Jeremy Katz katzj at redhat.com
Wed Dec 5 03:52:22 UTC 2007


On Tue, 2007-12-04 at 21:43 -0600, Josh Boyer wrote:
> On Tue, 04 Dec 2007 22:29:38 -0500 Jeremy Katz <katzj at redhat.com> wrote:
> > On Tue, 2007-12-04 at 22:58 +0000, David Woodhouse wrote:
> > > On Mon, 2007-11-12 at 14:58 -0500, Jesse Keating wrote:
> > > > This seems a reasonable compromise all together.  I can be happy with
> > > > this for Fedora 9.  Hopefully by the time 9 is let loose, we'll have
> > > > had at least one other full fledged secondary arch up and running and
> > > > proving that the method can work.
> > > 
> > > I suspect this is going to work a whole lot better if I have commit
> > > access to anaconda, kudzu, rhpl, booty, etc.
> > 
> > I'm just going to come right out and say that if Fedora as a project
> > starts dictating commit access to hosted "upstream" projects, that's a
> > quick way to kill the use of Fedora for hosting upstream projects.
> > Because that's not the way that commit access for projects should be
> > given.  Ever.
> 
> So not to nit-pick, but nobody was dictating commit access.  David
> simply said it would be smoother if he had it.

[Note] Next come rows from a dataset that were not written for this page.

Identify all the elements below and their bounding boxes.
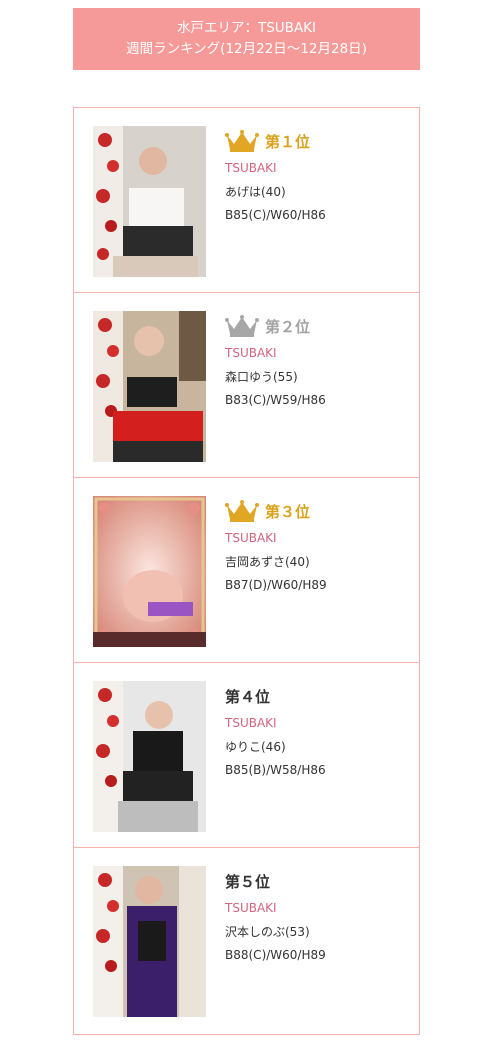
cast-measurements: B85(C)/W60/H86 bbox=[225, 208, 326, 222]
cast-name[interactable]: 吉岡あずさ(40) bbox=[225, 553, 405, 570]
rank-text: 第２位 bbox=[265, 317, 311, 336]
cast-measurements: B87(D)/W60/H89 bbox=[225, 578, 327, 592]
cast-measurements: B88(C)/W60/H89 bbox=[225, 948, 326, 962]
ranking-list: 第１位 TSUBAKI あげは(40) B85(C)/W60/H86 第２位 T… bbox=[73, 107, 420, 1035]
ranking-item-4[interactable]: 第４位 TSUBAKI ゆりこ(46) B85(B)/W58/H86 bbox=[74, 663, 419, 848]
rank-label: 第１位 bbox=[225, 128, 405, 154]
ranking-header: 水戸エリア：TSUBAKI 週間ランキング(12月22日〜12月28日) bbox=[73, 8, 420, 70]
ranking-item-2[interactable]: 第２位 TSUBAKI 森口ゆう(55) B83(C)/W59/H86 bbox=[74, 293, 419, 478]
profile-info: 第２位 TSUBAKI 森口ゆう(55) B83(C)/W59/H86 bbox=[225, 313, 405, 407]
profile-photo[interactable] bbox=[93, 496, 206, 647]
rank-text: 第４位 bbox=[225, 687, 271, 706]
rank-label: 第３位 bbox=[225, 498, 405, 524]
ranking-item-3[interactable]: 第３位 TSUBAKI 吉岡あずさ(40) B87(D)/W60/H89 bbox=[74, 478, 419, 663]
rank-text: 第１位 bbox=[265, 132, 311, 151]
shop-name: TSUBAKI bbox=[225, 161, 277, 175]
profile-info: 第５位 TSUBAKI 沢本しのぶ(53) B88(C)/W60/H89 bbox=[225, 868, 405, 963]
profile-info: 第１位 TSUBAKI あげは(40) B85(C)/W60/H86 bbox=[225, 128, 405, 222]
shop-name: TSUBAKI bbox=[225, 716, 277, 730]
rank-text: 第５位 bbox=[225, 872, 271, 891]
cast-name[interactable]: あげは(40) bbox=[225, 183, 405, 200]
cast-measurements: B85(B)/W58/H86 bbox=[225, 763, 326, 777]
profile-info: 第３位 TSUBAKI 吉岡あずさ(40) B87(D)/W60/H89 bbox=[225, 498, 405, 592]
silver-crown-icon bbox=[225, 314, 259, 338]
gold-crown-icon bbox=[225, 129, 259, 153]
rank-label: 第２位 bbox=[225, 313, 405, 339]
cast-name[interactable]: 森口ゆう(55) bbox=[225, 368, 405, 385]
ranking-item-5[interactable]: 第５位 TSUBAKI 沢本しのぶ(53) B88(C)/W60/H89 bbox=[74, 848, 419, 1033]
shop-name: TSUBAKI bbox=[225, 901, 277, 915]
profile-photo[interactable] bbox=[93, 311, 206, 462]
rank-text: 第３位 bbox=[265, 502, 311, 521]
profile-info: 第４位 TSUBAKI ゆりこ(46) B85(B)/W58/H86 bbox=[225, 683, 405, 778]
cast-measurements: B83(C)/W59/H86 bbox=[225, 393, 326, 407]
profile-photo[interactable] bbox=[93, 681, 206, 832]
profile-photo[interactable] bbox=[93, 126, 206, 277]
ranking-item-1[interactable]: 第１位 TSUBAKI あげは(40) B85(C)/W60/H86 bbox=[74, 108, 419, 293]
rank-label: 第５位 bbox=[225, 868, 405, 894]
bronze-crown-icon bbox=[225, 499, 259, 523]
shop-name: TSUBAKI bbox=[225, 531, 277, 545]
cast-name[interactable]: 沢本しのぶ(53) bbox=[225, 923, 405, 940]
cast-name[interactable]: ゆりこ(46) bbox=[225, 738, 405, 755]
ranking-period: 週間ランキング(12月22日〜12月28日) bbox=[126, 41, 367, 57]
shop-name: TSUBAKI bbox=[225, 346, 277, 360]
profile-photo[interactable] bbox=[93, 866, 206, 1017]
area-title: 水戸エリア：TSUBAKI bbox=[176, 20, 317, 36]
rank-label: 第４位 bbox=[225, 683, 405, 709]
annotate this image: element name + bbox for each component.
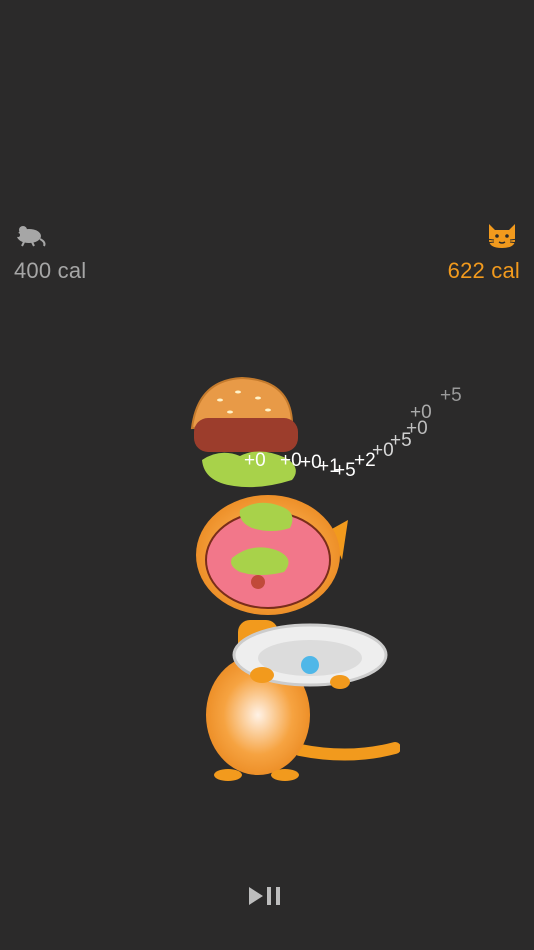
player-calories: 400 cal (14, 258, 87, 283)
play-pause-icon[interactable] (247, 884, 287, 908)
cat-face-icon (485, 224, 519, 248)
mouse-icon (16, 226, 46, 247)
score-popup: +0 (280, 450, 302, 471)
score-popup: +5 (334, 460, 356, 481)
cat-tail (294, 742, 400, 761)
plate-flower (301, 656, 319, 674)
game-scene[interactable] (180, 370, 400, 790)
score-popup: +0 (244, 450, 266, 471)
score-popup: +5 (440, 385, 462, 406)
score-popup: +0 (410, 402, 432, 423)
cat-hud: 622 cal (448, 220, 520, 284)
player-hud: 400 cal (14, 220, 86, 284)
burger-patty (194, 418, 298, 452)
cat-calories: 622 cal (447, 258, 520, 283)
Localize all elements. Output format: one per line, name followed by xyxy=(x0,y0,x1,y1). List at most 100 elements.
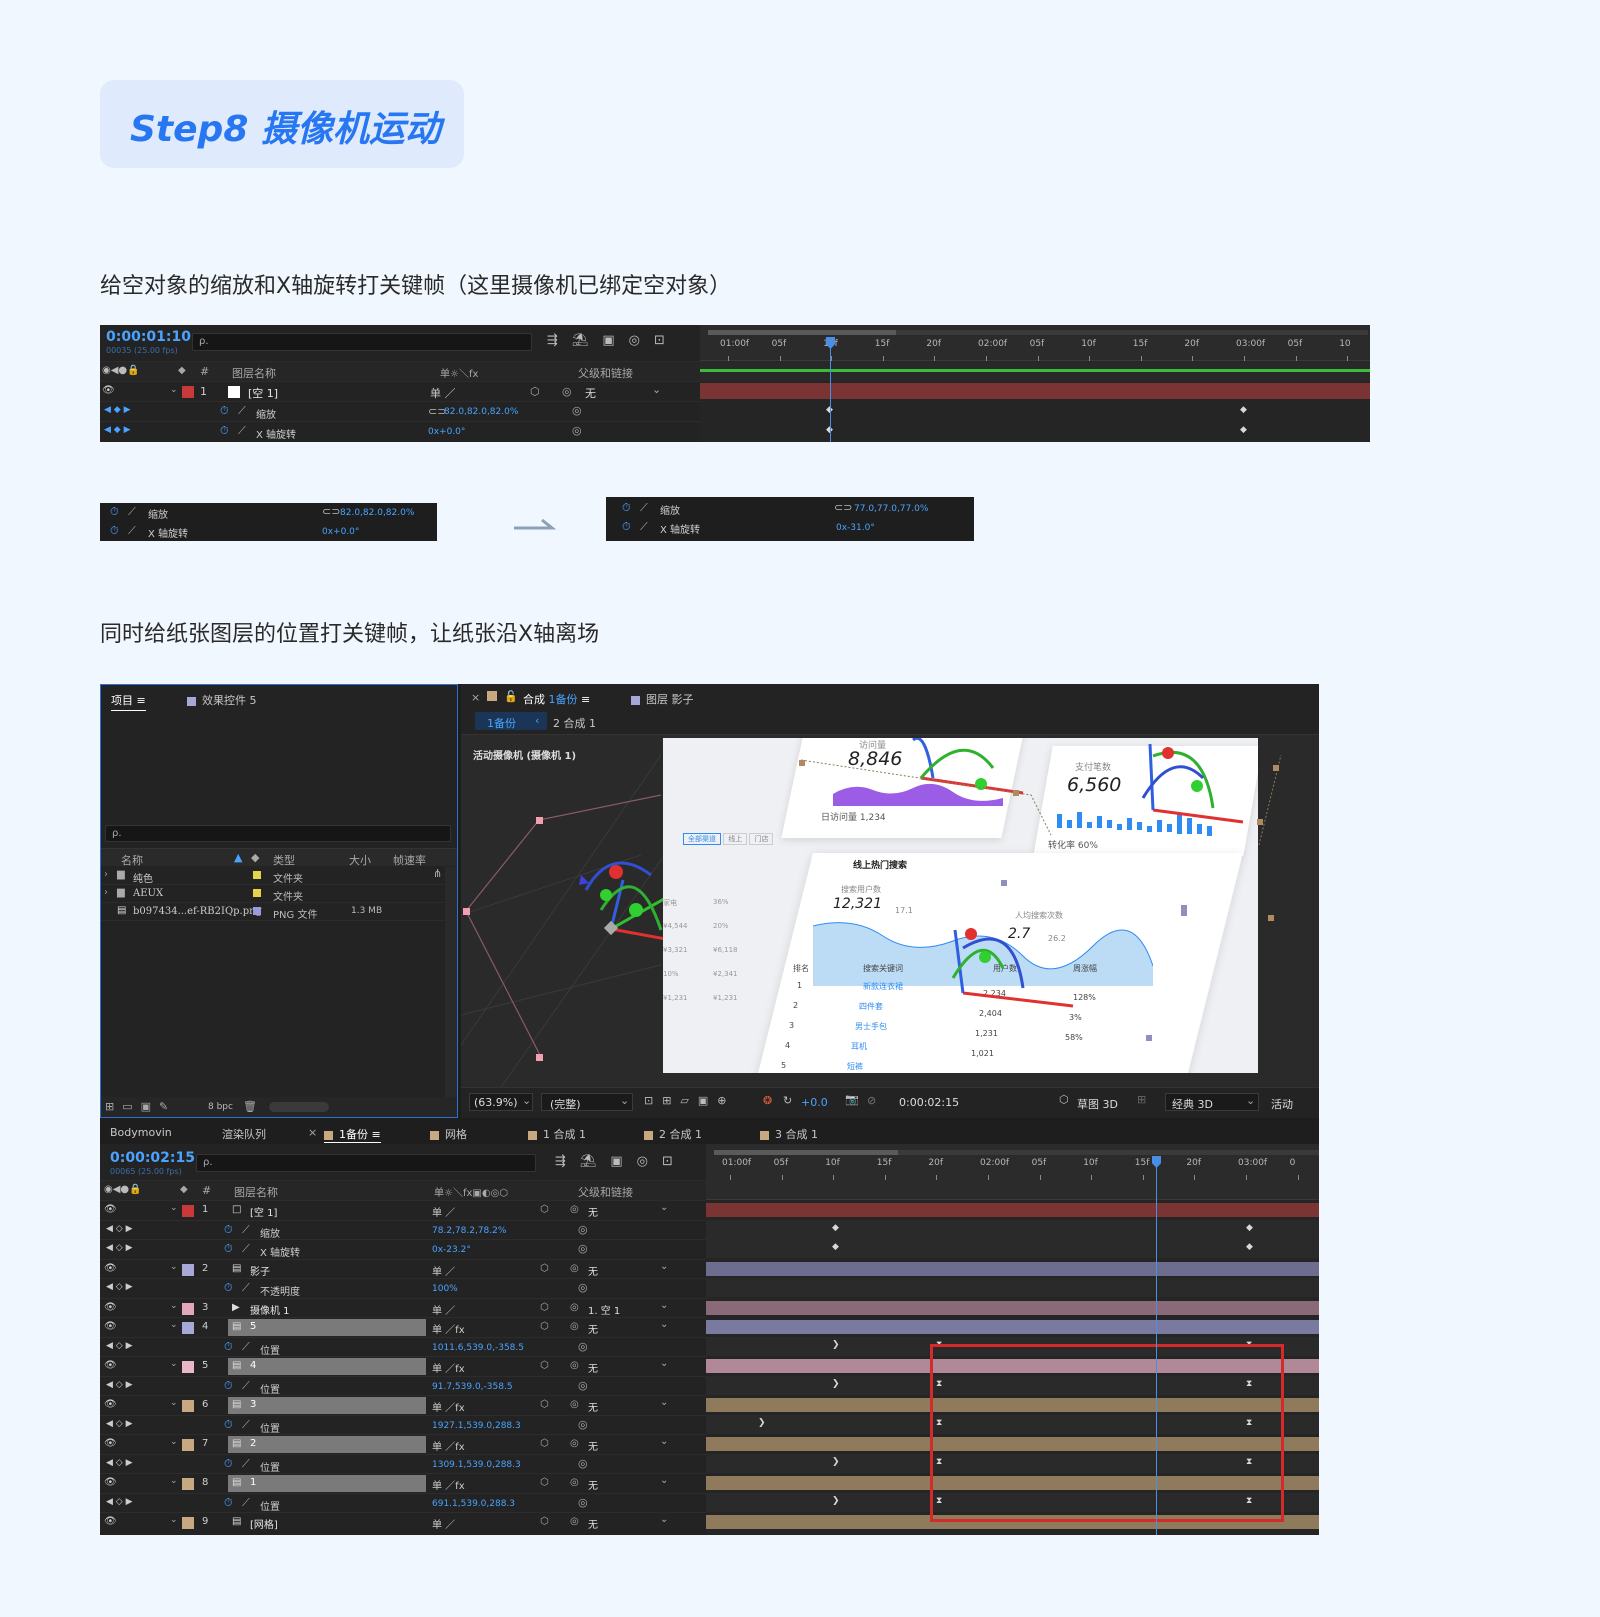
3d-cube-icon[interactable]: ⬡ xyxy=(540,1263,549,1274)
pickwhip-icon[interactable]: ◎ xyxy=(572,404,582,417)
col-fps[interactable]: 帧速率 xyxy=(393,852,426,868)
keyframe[interactable]: ❯ xyxy=(832,1379,840,1389)
color-channels-icon[interactable]: ❂ xyxy=(763,1094,772,1107)
keyframe[interactable]: ◆ xyxy=(1246,1242,1253,1252)
playhead-line[interactable] xyxy=(1156,1164,1157,1535)
layer-name[interactable]: 5 xyxy=(250,1321,256,1332)
prop-value[interactable]: 82.0,82.0,82.0% xyxy=(444,407,518,417)
layer-row[interactable]: 👁 ⌄ 5 ▤ 4 单 ／fx ⬡ ◎ 无 ⌄ xyxy=(100,1356,706,1376)
keyframe[interactable]: ❯ xyxy=(832,1340,840,1350)
chevron-down-icon[interactable]: ⌄ xyxy=(170,1515,178,1525)
breadcrumb-next[interactable]: 2 合成 1 xyxy=(553,715,596,731)
pickwhip-icon[interactable]: ◎ xyxy=(578,1418,588,1431)
viewer-timecode[interactable]: 0:00:02:15 xyxy=(899,1096,959,1109)
eye-icon[interactable]: 👁 xyxy=(104,1516,117,1527)
zoom-select[interactable]: (63.9%) ⌄ xyxy=(469,1093,533,1111)
switches-icon[interactable]: 单 ／fx xyxy=(432,1321,465,1336)
keyframe[interactable]: ◆ xyxy=(1246,1223,1253,1233)
chevron-down-icon[interactable]: ⌄ xyxy=(660,1436,668,1447)
label-color-swatch[interactable] xyxy=(253,871,261,879)
layer-row[interactable]: 👁 ⌄ 7 ▤ 2 单 ／fx ⬡ ◎ 无 ⌄ xyxy=(100,1434,706,1454)
layer-bar[interactable] xyxy=(706,1261,1319,1276)
layer-search[interactable]: ρ. xyxy=(192,333,532,351)
parent-select[interactable]: 无 xyxy=(588,1263,598,1278)
parent-select[interactable]: 无 xyxy=(588,1516,598,1531)
prop-value[interactable]: 78.2,78.2,78.2% xyxy=(432,1226,506,1236)
switches-icon[interactable]: 单 ／ xyxy=(432,1302,455,1317)
stopwatch-icon[interactable]: ⏱ xyxy=(224,1496,233,1510)
layer-name-box[interactable]: ▤ 1 xyxy=(228,1475,426,1492)
breadcrumb-active[interactable]: 1备份 ‹ xyxy=(475,712,547,730)
layer-name[interactable]: 2 xyxy=(250,1438,256,1449)
parent-select[interactable]: 无 xyxy=(588,1477,598,1492)
keyframe-nav-icon[interactable]: ◀ ◇ ▶ xyxy=(106,1497,133,1507)
layer-name-box[interactable]: ▤ [网格] xyxy=(228,1514,426,1531)
prop-row[interactable]: ◀ ◇ ▶ ⏱ ⟋ 位置 1309.1,539.0,288.3 ◎ xyxy=(100,1453,706,1474)
stopwatch-icon[interactable]: ⏱ xyxy=(224,1242,233,1256)
parent-select[interactable]: 无 xyxy=(585,385,596,401)
stopwatch-icon[interactable]: ⏱ xyxy=(224,1223,233,1237)
camera-snapshot-icon[interactable]: 📷 xyxy=(845,1093,859,1106)
chevron-down-icon[interactable]: ⌄ xyxy=(660,1202,668,1213)
grid-icon[interactable]: ⊞ xyxy=(1137,1093,1146,1106)
keyframe[interactable]: ❯ xyxy=(758,1418,766,1428)
chevron-down-icon[interactable]: ⌄ xyxy=(170,1437,178,1447)
pickwhip-icon[interactable]: ◎ xyxy=(570,1438,579,1449)
3d-cube-icon[interactable]: ⬡ xyxy=(540,1204,549,1215)
graph-icon[interactable]: ⟋ xyxy=(238,404,246,418)
eye-icon[interactable]: 👁 xyxy=(104,1263,117,1274)
stopwatch-icon[interactable]: ⏱ xyxy=(224,1379,233,1393)
layer-row[interactable]: 👁 ⌄ 9 ▤ [网格] 单 ／ ⬡ ◎ 无 ⌄ xyxy=(100,1512,706,1532)
eye-icon[interactable]: 👁 xyxy=(104,1477,117,1488)
viewer-tool-icons[interactable]: ⊡⊞▱▣⊕ xyxy=(644,1094,736,1107)
label-color-swatch[interactable] xyxy=(182,1302,194,1315)
timeline-track-area[interactable]: 01:00f05f10f15f20f02:00f05f10f15f20f03:0… xyxy=(700,325,1370,442)
chevron-down-icon[interactable]: ⌄ xyxy=(170,1359,178,1369)
eye-icon[interactable]: 👁 xyxy=(102,385,115,396)
label-color-swatch[interactable] xyxy=(182,1263,194,1276)
3d-cube-icon[interactable]: ⬡ xyxy=(540,1516,549,1527)
prop-value[interactable]: 1011.6,539.0,-358.5 xyxy=(432,1343,524,1353)
pickwhip-icon[interactable]: ◎ xyxy=(578,1496,588,1509)
col-size[interactable]: 大小 xyxy=(349,852,371,868)
3d-cube-icon[interactable]: ⬡ xyxy=(540,1302,549,1313)
tab-composition[interactable]: 合成 1备份 ≡ xyxy=(523,691,590,707)
quality-select[interactable]: (完整) ⌄ xyxy=(541,1093,633,1111)
chevron-down-icon[interactable]: ⌄ xyxy=(660,1358,668,1369)
switches-icon[interactable]: 单 ／ xyxy=(432,1516,455,1531)
layer-name[interactable]: [网格] xyxy=(250,1516,278,1531)
layer-name[interactable]: 4 xyxy=(250,1360,256,1371)
layer-bar[interactable] xyxy=(706,1203,1319,1217)
pickwhip-icon[interactable]: ◎ xyxy=(570,1204,579,1215)
label-color-swatch[interactable] xyxy=(182,1478,194,1490)
prop-row[interactable]: ◀ ◇ ▶ ⏱ ⟋ 缩放 78.2,78.2,78.2% ◎ xyxy=(100,1219,706,1240)
label-color-swatch[interactable] xyxy=(182,1517,194,1529)
close-icon[interactable]: × xyxy=(308,1126,317,1139)
keyframe[interactable]: ◆ xyxy=(1240,425,1247,435)
keyframe-nav-icon[interactable]: ◀ ◇ ▶ xyxy=(106,1341,133,1351)
pickwhip-icon[interactable]: ◎ xyxy=(570,1302,579,1313)
col-type[interactable]: 类型 xyxy=(273,852,295,868)
chevron-down-icon[interactable]: ⌄ xyxy=(660,1397,668,1408)
chevron-down-icon[interactable]: ⌄ xyxy=(660,1300,668,1311)
pickwhip-icon[interactable]: ◎ xyxy=(578,1340,588,1353)
pickwhip-icon[interactable]: ◎ xyxy=(562,385,572,398)
chevron-down-icon[interactable]: ⌄ xyxy=(170,1203,178,1213)
hierarchy-icon[interactable]: ⋔ xyxy=(433,867,442,880)
prop-row[interactable]: ◀ ◇ ▶ ⏱ ⟋ 位置 691.1,539.0,288.3 ◎ xyxy=(100,1492,706,1513)
chevron-down-icon[interactable]: ⌄ xyxy=(170,385,178,395)
parent-select[interactable]: 无 xyxy=(588,1438,598,1453)
keyframe-nav-icon[interactable]: ◀ ◇ ▶ xyxy=(106,1224,133,1234)
label-color-swatch[interactable] xyxy=(253,907,261,915)
close-icon[interactable]: × xyxy=(471,691,480,704)
stopwatch-icon[interactable]: ⏱ xyxy=(224,1457,233,1471)
3d-cube-icon[interactable]: ⬡ xyxy=(540,1438,549,1449)
pickwhip-icon[interactable]: ◎ xyxy=(578,1379,588,1392)
keyframe-nav-icon[interactable]: ◀ ◆ ▶ xyxy=(104,425,131,435)
layer-name-box[interactable]: ▤ 2 xyxy=(228,1436,426,1453)
layer-row[interactable]: 👁 ⌄ 2 ▤ 影子 单 ／ ⬡ ◎ 无 ⌄ xyxy=(100,1258,706,1279)
time-ruler[interactable]: 01:00f 05f 10f 15f 20f 02:00f 05f 10f 15f 20f 03:0… xyxy=(706,1144,1319,1200)
prop-value[interactable]: 1309.1,539.0,288.3 xyxy=(432,1460,521,1470)
parent-select[interactable]: 1. 空 1 xyxy=(588,1302,620,1317)
work-area-range[interactable] xyxy=(708,330,896,335)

It read a lot like "Fedora the project should dictate commit access to
some of the hosted projects"

> And that aside, it is often quite common for upstream projects to have
> architecture "maintainers" for common code bases.  I don't see how the
> "Fedora hostedness" of this plays into it at all.  An upstream is an
> upstream no matter where it's hosted.

It's more the matter that Fedora as a project should *not* be in the
business of micro-managing the commit policies of those who choose to
host with us.  If, eg, glibc were hosted here, would you expect that
glibc commit access would be given just because the Fedora Board says
so?  I wouldn't.  Commit access to an upstream project is given based on
the merit of patches sent and received by said source base.